Who knew healthy could be delicious?

Locally-sourced and organic specialties at Urban Harvest

By Tom Baker
Photo: Fried catfish with Hopping John and fried greens at Urban Harvest

There are two types of restaurants that I prefer to frequent: One – and most obvious – is the place that features great food and service. Two – and maybe a bit more abstract – is the place that tries its best to marry the above with a business practice that focuses on keeping things independent, including the use of local vendors, so that the dollars spent better support the local economy. Lucky for Dayton, I think Urban Harvest – Chef Matthew DeAngulo’s new venture in Clayton – finds some middle ground between these two ideals. The Dayton restaurant veteran cut his teeth at notable establishments such as Olivia’s in the Kettering Tower, Zola, Neil’s Heritage House and, most recently, as kitchen head at Olive, an urban dive.
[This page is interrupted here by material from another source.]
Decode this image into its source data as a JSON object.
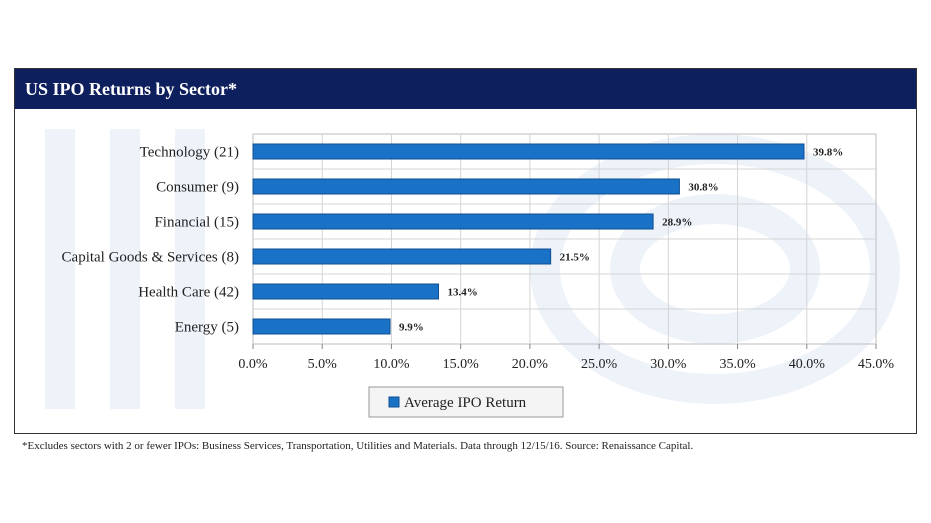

It’s clear from the menu that Urban Harvest is looking to fill an empty niche north of downtown – good food, locally focused and made “with integrity.” While I can’t speak to the integrity, per se, I can speak to the place overall, and after a couple of visits, feel like the description is pretty accurate. Urban Harvest serves three menus: brunch, lunch/dinner and catering. Brunch is served Saturday and Sunday from 10 a.m. to 3 p.m., lunch and dinner served Monday through Saturday from 10 a.m. to 9 p.m. Their brunch menu offers a little something for everyone, but don’t go looking for much light fare here, as we found on our first visit. Aside from their fresh quiche with fruit ($6), most of their Midwest comfort food-focused menu consists of stick-to-your-ribs hangover cures like the steak and cheese Monte Cristo ($8), the baked cinnamon apple French toast ($7) and the savory pancakes ($7).

The grass-fed beef and boursin cheese stuffed Monte Cristo, soaked in egg batter and pan seared, was served with eccentric grape jelly gravy – the jury is still out on this one. Their pancakes, on the other hand, were excellent, ordered straight up with butter and syrup, rather than smothered with pork and beans. We tried the apple French toast and felt it was a bit much, almost coming off as a bread pudding, more fitting for dessert. In contrast, a friend accompanying us tried the Campfire Breakfast ($7.00), a more conventional cast iron skillet of eggs, potatoes, onions, and bacon. Short answer: He was talking, he was quiet and it was gone – enough said. Finally, we wanted to try the Goetta, a unique and tasty Cincinnati-born sausage made with ground pork and steel cut oats. The Urban Harvest version is similar, however, they use pulled pork and unfortunately the seasoning seemed to be missing entirely. Served with an egg, some spring mix and tomato, it was the least exciting dish of the day.

The lunch and dinner menu continues the comfort food theme, albeit more successfully. With entrees topping out at $12 and a BYOB policy, it’s a pretty affordable outing, especially when you’re brown bagging it. With soups, salads, sandwiches and a handful of entrées, carnivores and vegetarians are all covered. Items range from a Garden Harvest Press sandwich ($7) to Xenia’s own Ed Hill Roast Chicken entrée ($12). Following a day at the Boonshoft Museum of Discovery with our littlest roommate and already halfway there, we decided on a late lunch. Offering a decent kids menu, it’s always nice to know there is a place where you can get good food and keep the little ones happy at the same time. The babe had the meatloaf ($6 for kids and $7 as a sandwich) with mashed potatoes and white cheddar mac and cheese. I went for a cup of the corn chowder ($4) and the fried catfish ($11) with Hopping John, red-eye gravy and fried greens garnish. Mom decided to go veggie and had the black-eyed pea and sweet potato burger ($6) with some hand-cut fried potato wedges. All of our food was very good, from the catfish that came with a house-made dill tartar sauce to the very tasty and well-seasoned veggie burger and fries. The meatloaf was great, and I’d try the sandwich version in a heartbeat. A peanut butter chocolate milkshake ($5) – made with Cincinnati’s Aglamesis Brothers ice cream, house-made peanut butter and locally made milk – was a fitting end to a really enjoyable lunch.

Both of our visits to Urban Harvest were pretty quiet (save some great ‘80s and ‘90s indie rock classics), with only a handful of other tables occupied each time. Service at brunch was good; refills, however, were slow to appear. I found myself craning my neck to see if I could locate the server and make eye contact for a warm up. Service later in the day was also acceptable, but we couldn’t tell if our server was annoyed by our questions or just simply underwhelmed by the slow Saturday afternoon.

Either way we hope that Urban Harvest gets busier and that this results in the staff reflecting some of that excitement. I know that I’ll be excited to hear that things are picking up and the north side of town has an established spot for good, affordable and locally focused comfort food fare.